Noel Pearson disputes Nova Peris's view on income management in Aboriginal communities

Noel Pearson disputes Nova Peris’s view on income management in Aboriginal communities

Indigenous community leader Noel Pearson has challenged the views of Senator Nova Peris on the issue of Aboriginal income management, warning that a failure to intervene could see more children taken away from their parents.

Speaking on ABC’s Q&A program, broadcast live from Arnhem Land, Mr Pearson said he supported the Aboriginal income management proposals made by mining magnate Andrew Forrest in his Creating Parity report.

The report proposed the extension of a “healthy welfare card” to “manage… income and liabilities” of all people on welfare in the Northern Territory.

The card would replace the existing BasicsCard system, which is widely used by people in NT Aboriginal communities and which the report said was “very expensive to deliver and unaffordable on a large scale”.
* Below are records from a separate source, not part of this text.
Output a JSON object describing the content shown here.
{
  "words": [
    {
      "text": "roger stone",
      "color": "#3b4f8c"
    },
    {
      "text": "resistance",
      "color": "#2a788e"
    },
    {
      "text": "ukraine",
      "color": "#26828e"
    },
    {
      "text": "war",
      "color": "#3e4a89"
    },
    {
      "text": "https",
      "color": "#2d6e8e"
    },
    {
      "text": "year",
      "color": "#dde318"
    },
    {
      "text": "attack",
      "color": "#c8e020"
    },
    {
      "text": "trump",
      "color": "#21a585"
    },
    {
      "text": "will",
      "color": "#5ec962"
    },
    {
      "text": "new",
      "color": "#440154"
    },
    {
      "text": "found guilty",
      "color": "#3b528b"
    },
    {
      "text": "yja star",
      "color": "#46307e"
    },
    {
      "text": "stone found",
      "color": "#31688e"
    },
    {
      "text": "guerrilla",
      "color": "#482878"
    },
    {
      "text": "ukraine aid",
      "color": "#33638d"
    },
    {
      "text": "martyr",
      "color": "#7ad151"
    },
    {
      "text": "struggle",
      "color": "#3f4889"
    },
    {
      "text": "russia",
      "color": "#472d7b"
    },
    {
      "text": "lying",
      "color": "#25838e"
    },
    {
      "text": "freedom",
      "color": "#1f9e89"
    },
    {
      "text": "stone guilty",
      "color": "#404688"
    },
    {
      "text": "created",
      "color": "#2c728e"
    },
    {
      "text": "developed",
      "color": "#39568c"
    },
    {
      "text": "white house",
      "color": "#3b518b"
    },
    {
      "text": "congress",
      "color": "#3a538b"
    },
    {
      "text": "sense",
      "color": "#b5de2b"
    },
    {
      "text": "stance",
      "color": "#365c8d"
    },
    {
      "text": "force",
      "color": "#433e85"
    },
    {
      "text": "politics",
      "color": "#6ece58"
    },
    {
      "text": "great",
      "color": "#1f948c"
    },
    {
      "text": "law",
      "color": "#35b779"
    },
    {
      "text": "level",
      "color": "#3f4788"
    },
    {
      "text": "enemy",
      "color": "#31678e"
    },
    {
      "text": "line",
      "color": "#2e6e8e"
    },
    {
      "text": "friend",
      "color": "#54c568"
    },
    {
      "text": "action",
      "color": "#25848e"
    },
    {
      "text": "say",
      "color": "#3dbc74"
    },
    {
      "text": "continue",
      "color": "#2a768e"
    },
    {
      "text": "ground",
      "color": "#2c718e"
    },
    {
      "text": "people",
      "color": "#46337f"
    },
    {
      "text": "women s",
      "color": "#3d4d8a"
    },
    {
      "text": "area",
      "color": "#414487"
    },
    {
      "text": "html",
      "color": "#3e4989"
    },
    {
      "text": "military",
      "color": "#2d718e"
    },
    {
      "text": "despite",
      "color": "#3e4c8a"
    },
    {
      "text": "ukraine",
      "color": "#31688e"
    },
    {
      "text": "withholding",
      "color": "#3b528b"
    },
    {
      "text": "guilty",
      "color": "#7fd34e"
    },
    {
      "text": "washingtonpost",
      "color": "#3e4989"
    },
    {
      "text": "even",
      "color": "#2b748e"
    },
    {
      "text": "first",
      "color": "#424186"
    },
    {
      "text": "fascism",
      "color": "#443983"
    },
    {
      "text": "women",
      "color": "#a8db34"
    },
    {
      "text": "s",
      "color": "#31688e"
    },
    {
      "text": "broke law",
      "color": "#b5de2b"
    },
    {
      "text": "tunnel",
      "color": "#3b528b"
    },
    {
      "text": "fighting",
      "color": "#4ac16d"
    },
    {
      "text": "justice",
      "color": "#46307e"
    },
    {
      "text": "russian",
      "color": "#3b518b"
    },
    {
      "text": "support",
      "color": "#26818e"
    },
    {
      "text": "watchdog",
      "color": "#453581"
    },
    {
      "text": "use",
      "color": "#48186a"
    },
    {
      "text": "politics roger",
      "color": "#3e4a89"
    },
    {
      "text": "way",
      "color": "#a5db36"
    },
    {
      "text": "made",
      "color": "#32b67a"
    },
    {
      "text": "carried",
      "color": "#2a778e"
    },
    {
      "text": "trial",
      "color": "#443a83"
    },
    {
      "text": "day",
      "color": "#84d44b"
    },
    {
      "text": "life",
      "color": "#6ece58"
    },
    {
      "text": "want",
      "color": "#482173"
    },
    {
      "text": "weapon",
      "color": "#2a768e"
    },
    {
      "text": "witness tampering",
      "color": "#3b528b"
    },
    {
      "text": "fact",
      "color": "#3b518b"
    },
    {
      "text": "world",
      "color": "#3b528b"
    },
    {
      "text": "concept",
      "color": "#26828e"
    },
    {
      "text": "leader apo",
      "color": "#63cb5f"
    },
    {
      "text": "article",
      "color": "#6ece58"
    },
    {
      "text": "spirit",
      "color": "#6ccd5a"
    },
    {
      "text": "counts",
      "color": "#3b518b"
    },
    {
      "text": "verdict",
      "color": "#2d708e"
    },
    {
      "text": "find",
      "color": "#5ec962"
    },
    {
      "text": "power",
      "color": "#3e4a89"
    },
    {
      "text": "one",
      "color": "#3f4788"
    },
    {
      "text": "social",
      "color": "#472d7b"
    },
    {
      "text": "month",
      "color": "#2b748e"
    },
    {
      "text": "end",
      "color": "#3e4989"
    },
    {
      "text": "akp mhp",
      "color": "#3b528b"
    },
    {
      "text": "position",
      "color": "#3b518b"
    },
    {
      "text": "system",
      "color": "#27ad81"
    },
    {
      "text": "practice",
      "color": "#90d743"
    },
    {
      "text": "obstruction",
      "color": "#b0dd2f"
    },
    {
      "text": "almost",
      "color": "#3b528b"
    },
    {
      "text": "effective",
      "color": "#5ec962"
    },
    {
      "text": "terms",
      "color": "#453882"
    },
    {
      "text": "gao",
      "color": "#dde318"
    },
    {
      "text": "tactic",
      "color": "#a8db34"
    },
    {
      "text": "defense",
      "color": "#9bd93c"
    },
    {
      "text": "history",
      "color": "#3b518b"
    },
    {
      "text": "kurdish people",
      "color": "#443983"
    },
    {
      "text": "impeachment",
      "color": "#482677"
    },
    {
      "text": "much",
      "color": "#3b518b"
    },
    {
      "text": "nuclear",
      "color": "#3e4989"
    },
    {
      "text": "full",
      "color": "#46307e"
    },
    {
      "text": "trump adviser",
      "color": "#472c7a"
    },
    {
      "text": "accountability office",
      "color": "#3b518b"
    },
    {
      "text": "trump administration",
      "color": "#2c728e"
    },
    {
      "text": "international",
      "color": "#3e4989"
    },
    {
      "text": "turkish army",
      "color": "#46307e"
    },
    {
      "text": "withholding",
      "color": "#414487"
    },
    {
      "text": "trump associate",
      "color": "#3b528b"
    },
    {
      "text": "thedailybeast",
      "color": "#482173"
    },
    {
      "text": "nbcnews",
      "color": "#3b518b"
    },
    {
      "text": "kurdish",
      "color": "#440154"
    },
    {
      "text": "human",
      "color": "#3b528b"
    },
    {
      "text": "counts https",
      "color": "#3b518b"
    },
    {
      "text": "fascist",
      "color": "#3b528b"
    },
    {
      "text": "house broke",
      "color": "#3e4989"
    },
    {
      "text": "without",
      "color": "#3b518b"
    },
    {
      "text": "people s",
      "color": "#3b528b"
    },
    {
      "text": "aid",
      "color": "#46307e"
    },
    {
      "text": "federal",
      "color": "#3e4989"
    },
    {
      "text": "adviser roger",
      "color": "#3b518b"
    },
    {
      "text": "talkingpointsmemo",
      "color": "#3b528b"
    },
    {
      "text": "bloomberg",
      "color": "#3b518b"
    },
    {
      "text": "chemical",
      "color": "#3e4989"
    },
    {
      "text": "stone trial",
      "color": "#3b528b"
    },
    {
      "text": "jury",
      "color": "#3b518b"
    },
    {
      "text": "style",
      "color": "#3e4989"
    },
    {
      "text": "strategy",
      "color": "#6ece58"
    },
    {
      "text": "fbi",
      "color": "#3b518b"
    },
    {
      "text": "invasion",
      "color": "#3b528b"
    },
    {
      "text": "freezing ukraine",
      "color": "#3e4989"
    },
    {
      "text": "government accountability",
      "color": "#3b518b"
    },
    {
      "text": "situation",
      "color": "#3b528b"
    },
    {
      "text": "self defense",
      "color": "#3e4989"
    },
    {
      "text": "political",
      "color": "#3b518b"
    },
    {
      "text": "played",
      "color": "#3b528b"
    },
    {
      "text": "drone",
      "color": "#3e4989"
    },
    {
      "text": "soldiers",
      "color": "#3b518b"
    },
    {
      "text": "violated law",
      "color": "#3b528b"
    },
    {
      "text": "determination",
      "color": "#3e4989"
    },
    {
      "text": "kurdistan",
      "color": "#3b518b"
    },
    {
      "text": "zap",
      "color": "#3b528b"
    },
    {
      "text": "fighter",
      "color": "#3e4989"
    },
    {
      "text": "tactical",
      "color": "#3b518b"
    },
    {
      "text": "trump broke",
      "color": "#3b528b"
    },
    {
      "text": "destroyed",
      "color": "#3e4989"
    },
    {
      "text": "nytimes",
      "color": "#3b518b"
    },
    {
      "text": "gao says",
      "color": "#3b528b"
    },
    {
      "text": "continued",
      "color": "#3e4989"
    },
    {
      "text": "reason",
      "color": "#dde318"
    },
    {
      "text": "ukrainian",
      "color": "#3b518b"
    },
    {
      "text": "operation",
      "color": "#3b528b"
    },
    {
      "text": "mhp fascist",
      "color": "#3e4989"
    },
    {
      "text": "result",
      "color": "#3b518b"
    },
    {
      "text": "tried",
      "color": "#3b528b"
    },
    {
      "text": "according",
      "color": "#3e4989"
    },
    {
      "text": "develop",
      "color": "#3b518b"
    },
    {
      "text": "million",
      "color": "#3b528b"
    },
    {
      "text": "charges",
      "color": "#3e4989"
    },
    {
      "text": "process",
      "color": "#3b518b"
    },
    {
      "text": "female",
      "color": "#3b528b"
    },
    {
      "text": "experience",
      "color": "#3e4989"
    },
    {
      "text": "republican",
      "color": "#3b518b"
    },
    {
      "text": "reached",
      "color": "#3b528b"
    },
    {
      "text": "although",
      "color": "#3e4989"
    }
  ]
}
“I am personally in favour. I am concerned about vulnerable people,” Mr Pearson said.

He continued: “I just know with the problems afflicting some of our communities… income management is the crucial first step.”

On Monday, Senator Peris – Australia’s first female Indigenous federal MP, who was also on the Q&A panel, recalled her experience of income management, introduced by the Howard Government in 2007 and continued by subsequent Labor and Liberal governments.

She said she visited a supermarket in Alice Springs soon after income management, part of the Northern Territory Emergency Response policy – also known as “the intervention” – was introduced.

“There was a queue there… the queue had a sign; ‘BasicsCard’… you looked up and it was all Aboriginal people,” she said.

“In the other queue, people happily went through and used their ATM cards to purchase whatever they wanted.”

Senator Peris said it was indicative of the “intergenerational discrimination since 1788” against Aboriginal people.

‘Another’ queue leads to gambling, addiction, neglect: Pearson

Mr Pearson – who is a community leader in QLD’s Cape York – mentioned another queue.

“There’s another kind of queue I’ve seen. It’s the queue in front of the ATM, in front of the bowls club where the poker machines are. What do we do about that queue?

“What do we do when the kids aren’t getting a feed, they’re being neglected… should we intervene?

“Or do we stand back and say, ‘no, we wont intervene’, and let the child protection authorities intervene and take the kids away?”

Mr Pearson says Indigenous children made up 3 per cent of the population but 60 per cent of the children in child protection.